Mohamed S. El-Genk, Timothy M. Schriener
Nuclear Technology | Volume 211 | Number 3 | March 2025 | Pages 400-428
Research Article | doi.org/10.1080/00295450.2024.2329830
Articles are hosted by Taylor and Francis Online.
Heat rejection radiators of nuclear reactor power systems for space exploration and for planetary surface power are the largest component by volume and mass, depending on the radiator’s design and surface average temperature.

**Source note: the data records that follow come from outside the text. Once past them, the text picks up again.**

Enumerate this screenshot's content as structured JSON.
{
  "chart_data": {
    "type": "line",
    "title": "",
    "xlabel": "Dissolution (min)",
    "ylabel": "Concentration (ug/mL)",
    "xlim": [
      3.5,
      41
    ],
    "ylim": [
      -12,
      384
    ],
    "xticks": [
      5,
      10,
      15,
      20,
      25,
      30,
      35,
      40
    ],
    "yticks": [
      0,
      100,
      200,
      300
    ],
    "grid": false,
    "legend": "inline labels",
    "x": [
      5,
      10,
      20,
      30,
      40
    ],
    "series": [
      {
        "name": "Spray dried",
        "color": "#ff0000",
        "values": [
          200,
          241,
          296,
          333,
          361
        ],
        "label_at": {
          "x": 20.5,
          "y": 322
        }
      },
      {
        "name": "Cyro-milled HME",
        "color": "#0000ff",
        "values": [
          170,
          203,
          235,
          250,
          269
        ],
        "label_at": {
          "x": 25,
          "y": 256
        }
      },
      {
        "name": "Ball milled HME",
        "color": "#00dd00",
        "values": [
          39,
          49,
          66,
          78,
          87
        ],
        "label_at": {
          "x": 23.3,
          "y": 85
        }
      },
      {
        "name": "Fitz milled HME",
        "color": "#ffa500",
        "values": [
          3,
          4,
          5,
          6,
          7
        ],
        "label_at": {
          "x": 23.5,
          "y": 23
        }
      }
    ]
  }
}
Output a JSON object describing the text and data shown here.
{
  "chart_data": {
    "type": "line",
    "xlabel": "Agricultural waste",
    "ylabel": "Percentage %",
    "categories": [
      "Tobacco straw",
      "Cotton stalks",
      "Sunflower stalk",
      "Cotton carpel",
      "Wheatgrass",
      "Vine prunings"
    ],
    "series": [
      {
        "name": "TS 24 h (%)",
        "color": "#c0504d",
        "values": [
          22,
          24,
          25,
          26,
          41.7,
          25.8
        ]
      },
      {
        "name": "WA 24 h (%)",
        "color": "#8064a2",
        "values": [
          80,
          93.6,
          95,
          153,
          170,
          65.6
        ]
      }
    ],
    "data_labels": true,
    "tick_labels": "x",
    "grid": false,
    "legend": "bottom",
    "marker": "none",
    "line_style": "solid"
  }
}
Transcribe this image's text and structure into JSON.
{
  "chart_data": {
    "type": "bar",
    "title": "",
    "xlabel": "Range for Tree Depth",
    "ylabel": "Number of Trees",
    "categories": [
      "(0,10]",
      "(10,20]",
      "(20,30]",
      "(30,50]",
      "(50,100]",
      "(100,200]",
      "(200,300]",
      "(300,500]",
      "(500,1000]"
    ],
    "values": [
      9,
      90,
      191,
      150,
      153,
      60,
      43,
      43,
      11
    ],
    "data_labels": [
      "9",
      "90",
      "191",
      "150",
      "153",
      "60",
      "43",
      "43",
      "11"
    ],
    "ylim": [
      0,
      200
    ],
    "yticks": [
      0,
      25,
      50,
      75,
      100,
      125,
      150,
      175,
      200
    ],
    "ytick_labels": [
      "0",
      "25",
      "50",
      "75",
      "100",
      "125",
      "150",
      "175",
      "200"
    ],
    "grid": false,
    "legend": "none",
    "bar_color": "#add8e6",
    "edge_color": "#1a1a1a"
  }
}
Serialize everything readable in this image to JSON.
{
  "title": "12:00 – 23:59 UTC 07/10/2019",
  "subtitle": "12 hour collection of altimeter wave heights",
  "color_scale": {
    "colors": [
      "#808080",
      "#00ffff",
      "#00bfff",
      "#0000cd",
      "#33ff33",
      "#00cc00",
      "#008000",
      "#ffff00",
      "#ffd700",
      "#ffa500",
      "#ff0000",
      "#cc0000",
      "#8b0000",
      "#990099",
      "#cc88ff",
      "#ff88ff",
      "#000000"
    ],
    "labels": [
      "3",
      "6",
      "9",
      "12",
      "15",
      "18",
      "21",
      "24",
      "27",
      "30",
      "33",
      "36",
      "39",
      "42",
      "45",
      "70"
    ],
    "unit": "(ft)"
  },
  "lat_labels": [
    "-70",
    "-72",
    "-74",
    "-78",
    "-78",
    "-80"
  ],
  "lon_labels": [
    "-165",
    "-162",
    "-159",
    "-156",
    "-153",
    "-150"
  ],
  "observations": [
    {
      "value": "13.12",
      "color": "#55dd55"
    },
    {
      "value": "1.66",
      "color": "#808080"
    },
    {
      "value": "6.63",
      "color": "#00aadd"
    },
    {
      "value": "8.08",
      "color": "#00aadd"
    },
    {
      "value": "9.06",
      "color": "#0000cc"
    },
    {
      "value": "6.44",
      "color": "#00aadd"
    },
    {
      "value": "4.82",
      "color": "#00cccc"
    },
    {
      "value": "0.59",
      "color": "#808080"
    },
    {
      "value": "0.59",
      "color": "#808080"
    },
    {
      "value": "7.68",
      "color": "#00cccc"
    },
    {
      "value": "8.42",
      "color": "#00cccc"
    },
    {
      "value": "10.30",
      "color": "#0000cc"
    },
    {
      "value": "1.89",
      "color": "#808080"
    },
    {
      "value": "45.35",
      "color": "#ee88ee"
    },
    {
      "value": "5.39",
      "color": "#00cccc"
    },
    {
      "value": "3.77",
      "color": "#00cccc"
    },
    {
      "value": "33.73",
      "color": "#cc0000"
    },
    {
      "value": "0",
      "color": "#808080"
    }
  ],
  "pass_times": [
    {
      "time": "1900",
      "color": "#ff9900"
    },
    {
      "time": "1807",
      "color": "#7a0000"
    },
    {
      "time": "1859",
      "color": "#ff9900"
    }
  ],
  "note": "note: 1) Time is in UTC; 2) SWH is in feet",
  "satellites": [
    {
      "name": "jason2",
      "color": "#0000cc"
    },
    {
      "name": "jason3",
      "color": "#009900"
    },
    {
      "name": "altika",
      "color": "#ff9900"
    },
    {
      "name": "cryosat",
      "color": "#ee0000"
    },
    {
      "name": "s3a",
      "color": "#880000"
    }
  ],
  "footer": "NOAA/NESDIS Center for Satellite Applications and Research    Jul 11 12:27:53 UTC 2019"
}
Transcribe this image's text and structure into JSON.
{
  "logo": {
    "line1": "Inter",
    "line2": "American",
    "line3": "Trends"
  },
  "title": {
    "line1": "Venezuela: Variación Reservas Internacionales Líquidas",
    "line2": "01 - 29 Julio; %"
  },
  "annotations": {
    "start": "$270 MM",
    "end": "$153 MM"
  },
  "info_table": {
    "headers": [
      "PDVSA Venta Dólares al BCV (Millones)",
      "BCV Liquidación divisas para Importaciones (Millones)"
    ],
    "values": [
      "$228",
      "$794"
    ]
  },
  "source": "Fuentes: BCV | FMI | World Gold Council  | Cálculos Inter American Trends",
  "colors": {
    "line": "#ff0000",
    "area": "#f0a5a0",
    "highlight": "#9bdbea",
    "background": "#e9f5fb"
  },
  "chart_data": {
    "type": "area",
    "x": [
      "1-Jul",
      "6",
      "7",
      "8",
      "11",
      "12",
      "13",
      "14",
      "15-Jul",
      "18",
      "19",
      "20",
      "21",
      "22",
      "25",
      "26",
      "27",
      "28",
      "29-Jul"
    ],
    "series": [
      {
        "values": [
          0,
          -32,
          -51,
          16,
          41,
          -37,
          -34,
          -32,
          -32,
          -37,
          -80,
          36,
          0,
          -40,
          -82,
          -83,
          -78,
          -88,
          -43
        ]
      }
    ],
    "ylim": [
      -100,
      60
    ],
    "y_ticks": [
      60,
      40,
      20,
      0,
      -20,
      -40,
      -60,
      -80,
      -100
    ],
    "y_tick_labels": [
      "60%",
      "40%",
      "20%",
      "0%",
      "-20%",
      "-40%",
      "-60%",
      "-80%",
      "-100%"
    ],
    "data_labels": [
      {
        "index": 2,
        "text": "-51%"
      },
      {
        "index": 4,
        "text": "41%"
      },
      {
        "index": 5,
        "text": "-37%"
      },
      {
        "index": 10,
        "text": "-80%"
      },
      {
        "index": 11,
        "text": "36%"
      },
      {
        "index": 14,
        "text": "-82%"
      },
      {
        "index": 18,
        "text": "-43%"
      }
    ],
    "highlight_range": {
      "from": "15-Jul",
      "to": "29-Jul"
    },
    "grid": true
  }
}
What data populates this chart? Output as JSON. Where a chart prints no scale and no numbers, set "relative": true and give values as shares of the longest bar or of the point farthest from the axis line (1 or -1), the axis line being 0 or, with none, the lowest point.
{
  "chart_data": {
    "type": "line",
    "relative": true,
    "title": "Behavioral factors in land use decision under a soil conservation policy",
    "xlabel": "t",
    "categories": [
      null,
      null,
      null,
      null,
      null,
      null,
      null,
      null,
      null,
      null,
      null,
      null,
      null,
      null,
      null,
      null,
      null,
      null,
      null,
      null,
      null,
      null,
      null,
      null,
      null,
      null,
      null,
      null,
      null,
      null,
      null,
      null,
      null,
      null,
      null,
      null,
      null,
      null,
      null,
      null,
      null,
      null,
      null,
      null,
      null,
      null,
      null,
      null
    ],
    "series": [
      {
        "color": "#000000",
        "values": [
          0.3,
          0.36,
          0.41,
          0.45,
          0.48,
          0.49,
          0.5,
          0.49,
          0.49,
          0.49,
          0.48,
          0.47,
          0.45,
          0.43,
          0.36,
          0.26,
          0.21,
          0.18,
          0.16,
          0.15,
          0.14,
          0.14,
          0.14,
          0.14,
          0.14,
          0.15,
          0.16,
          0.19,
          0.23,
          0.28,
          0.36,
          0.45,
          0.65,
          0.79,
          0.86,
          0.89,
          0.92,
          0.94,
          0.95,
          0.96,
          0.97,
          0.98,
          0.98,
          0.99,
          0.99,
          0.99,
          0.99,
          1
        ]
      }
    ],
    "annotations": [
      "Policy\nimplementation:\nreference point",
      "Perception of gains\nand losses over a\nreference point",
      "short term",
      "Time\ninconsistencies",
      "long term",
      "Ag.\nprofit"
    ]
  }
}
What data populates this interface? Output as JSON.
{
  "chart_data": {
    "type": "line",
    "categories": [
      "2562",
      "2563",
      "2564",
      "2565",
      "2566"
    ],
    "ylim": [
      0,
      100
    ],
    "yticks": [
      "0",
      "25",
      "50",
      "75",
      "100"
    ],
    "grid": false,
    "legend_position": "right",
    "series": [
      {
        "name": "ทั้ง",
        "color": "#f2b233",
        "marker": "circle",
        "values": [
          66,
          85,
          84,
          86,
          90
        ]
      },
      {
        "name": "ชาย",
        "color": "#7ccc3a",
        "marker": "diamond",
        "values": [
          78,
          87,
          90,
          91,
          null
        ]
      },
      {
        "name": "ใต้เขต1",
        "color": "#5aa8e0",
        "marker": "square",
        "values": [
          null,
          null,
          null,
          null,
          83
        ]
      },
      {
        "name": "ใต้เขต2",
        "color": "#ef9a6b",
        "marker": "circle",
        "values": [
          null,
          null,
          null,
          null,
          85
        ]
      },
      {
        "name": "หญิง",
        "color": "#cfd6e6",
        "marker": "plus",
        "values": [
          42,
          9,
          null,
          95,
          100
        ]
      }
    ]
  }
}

This work developed designs for lightweight radiator modules for waste heat rejection on the lunar surface at a surface average temperature of 600 K. The modules each have a cesium (Cs)–titanium (Ti) heat pipe (HP) and highly oriented pyrolytic graphite (HOPG)/Ti heat spreading fins. The assembled panels of 10 Cs-HP modules hydraulically coupled in parallel are armored with carbon-carbon composite to protect against impacts by micrometeoroids and space debris for 10 years. The performance of the developed armored radiator panels is much superior to the current state of the art, with an areal density of 2.98 to 3.6 kg/m2, specific power of 3.36 to 3.98 kW/kg, rejected thermal power of 56.3 to 96.3 kW, and rejected power density of 7.56 kW/m2.